Within seconds, similar actions can be seen taking place in downtown Halifax or Vancouver.
On Oct. 7, Google Maps launched their Street View application in 11 cities across Canada, including Kitchener-Waterloo.
“One of the reasons why we picked the cities that we did is that typically when we launch in a country we choose the largest metropolitan type of cities for the initial launch,” said Wendy Rozeluk, global communications and public affairs manager for Google Canada.
“We also try to include cities across the country so it would be representative of the many different provinces and regions.”
The application allows you to view these cities in photographs that were taken from a vehicle driving through the streets months prior.
“The pictures that you see on Street View on Google Maps are all snapshots of anything you would see walking down the street,” said Rozeluk.
Street View was initially launched in 2007 in some cities across the United States. The initiative has since grown to include cities around the world.
Currently there is no timeline set for updating the photos.
“If you think about the countries and cities across the globe, it becomes a very big project,” said Rozeluk.

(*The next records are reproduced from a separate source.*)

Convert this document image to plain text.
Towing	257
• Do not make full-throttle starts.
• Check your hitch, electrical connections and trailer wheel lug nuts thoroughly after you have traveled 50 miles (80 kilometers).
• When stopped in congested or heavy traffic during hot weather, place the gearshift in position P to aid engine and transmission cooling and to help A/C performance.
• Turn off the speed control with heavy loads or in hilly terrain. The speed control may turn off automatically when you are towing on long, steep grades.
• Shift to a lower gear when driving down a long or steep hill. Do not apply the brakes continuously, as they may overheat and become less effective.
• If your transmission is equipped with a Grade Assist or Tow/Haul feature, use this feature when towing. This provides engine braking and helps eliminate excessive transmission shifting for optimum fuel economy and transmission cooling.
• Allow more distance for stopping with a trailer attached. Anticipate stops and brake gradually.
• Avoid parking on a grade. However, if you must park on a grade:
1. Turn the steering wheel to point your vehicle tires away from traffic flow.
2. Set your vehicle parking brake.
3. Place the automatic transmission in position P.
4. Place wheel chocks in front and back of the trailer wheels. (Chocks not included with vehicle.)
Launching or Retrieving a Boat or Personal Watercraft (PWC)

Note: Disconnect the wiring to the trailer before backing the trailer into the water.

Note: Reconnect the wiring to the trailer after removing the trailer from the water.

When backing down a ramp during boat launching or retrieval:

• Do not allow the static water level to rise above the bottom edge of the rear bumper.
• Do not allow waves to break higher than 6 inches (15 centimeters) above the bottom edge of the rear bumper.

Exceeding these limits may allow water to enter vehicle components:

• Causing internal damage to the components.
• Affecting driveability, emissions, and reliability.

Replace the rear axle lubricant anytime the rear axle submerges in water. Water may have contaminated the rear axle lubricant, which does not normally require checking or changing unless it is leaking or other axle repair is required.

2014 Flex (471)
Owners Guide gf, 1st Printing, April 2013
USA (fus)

With its initial release in the U.S., issues of privacy were raised as people, cars and homes were easily identified, something that raised concern for associate professor in communications studies at Laurier Martin Dowding.
“Some of the big issues that were initially brought up were that the Google Street View people were just driving through no trespassing signs; they were driving into very large compounds with gates that just happened to be open that day,” said Dowding.

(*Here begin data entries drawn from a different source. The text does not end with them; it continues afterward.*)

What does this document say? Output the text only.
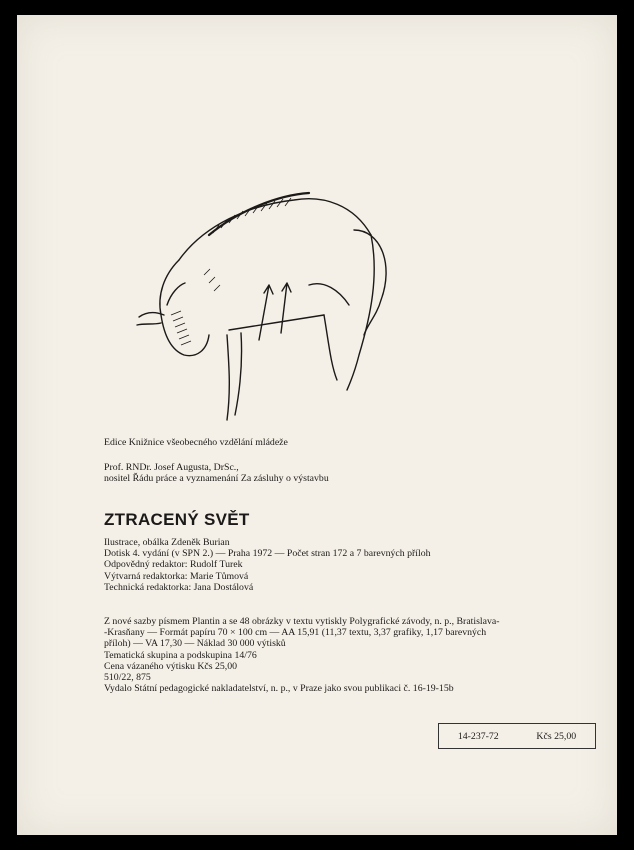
Edice Knižnice všeobecného vzdělání mládeže
Prof. RNDr. Josef Augusta, DrSc.,
nositel Řádu práce a vyznamenání Za zásluhy o výstavbu
ZTRACENÝ SVĚT
Ilustrace, obálka Zdeněk Burian
Dotisk 4. vydání (v SPN 2.) — Praha 1972 — Počet stran 172 a 7 barevných příloh
Odpovědný redaktor: Rudolf Turek
Výtvarná redaktorka: Marie Tůmová
Technická redaktorka: Jana Dostálová
Z nové sazby písmem Plantin a se 48 obrázky v textu vytiskly Polygrafické závody, n. p., Bratislava-
-Krasňany — Formát papíru 70 × 100 cm — AA 15,91 (11,37 textu, 3,37 grafiky, 1,17 barevných
příloh) — VA 17,30 — Náklad 30 000 výtisků
Tematická skupina a podskupina 14/76
Cena vázaného výtisku Kčs 25,00
510/22, 875
Vydalo Státní pedagogické nakladatelství, n. p., v Praze jako svou publikaci č. 16-19-15b
14-237-72	Kčs 25,00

Many cases of privacy were taken to court and not all have been resolved as of yet.
Privacy was taken into greater consideration with the Canadian launch.
“What Google had done is apply technology … [with] the ability to blur faces and also license plates,” said Rozeluk.
Users are also able to report problems with images that they either want removed or they feel needs greater blurring.
Dowding, however, is skeptical about the degree to which individuals’ privacy is violated.
“When you think about it, if you … or I just started walking around and taking pictures of peoples houses and walking into lanes that had no trespassing signs we’d probably be in jail, or at least we’d be in trouble,” said Dowding.
Canadian privacy commissioners have accepted the new application after seeking out and reviewing Google’s privacy policies concerning the material.
Despite their stamp of approval, Dowding noted that Street View represents a greater issue of privacy as technology continues to progress and improve.
“I think we should be much more attentive to our privacy, and people tend to not be.”
With the onset of websites such as MySpace, Facebook and YouTube, along with Google’s new initiatives that continue to connect and inform people about one another, privacy is becoming a forsaken right.
“If society keeps going down that road, when will it stop? When will someone finally say we have enough already, we have enough information about everybody, we just don’t need it?” questions Dowding.
Although Street View provides the novelty of looking for directions or simply being able to see places around the world with the feeling that you are physically there, Dowding also doubts the usefulness of the Google application as a navigation tool.
“People seem to get to places okay [without Street View],” said Dowding.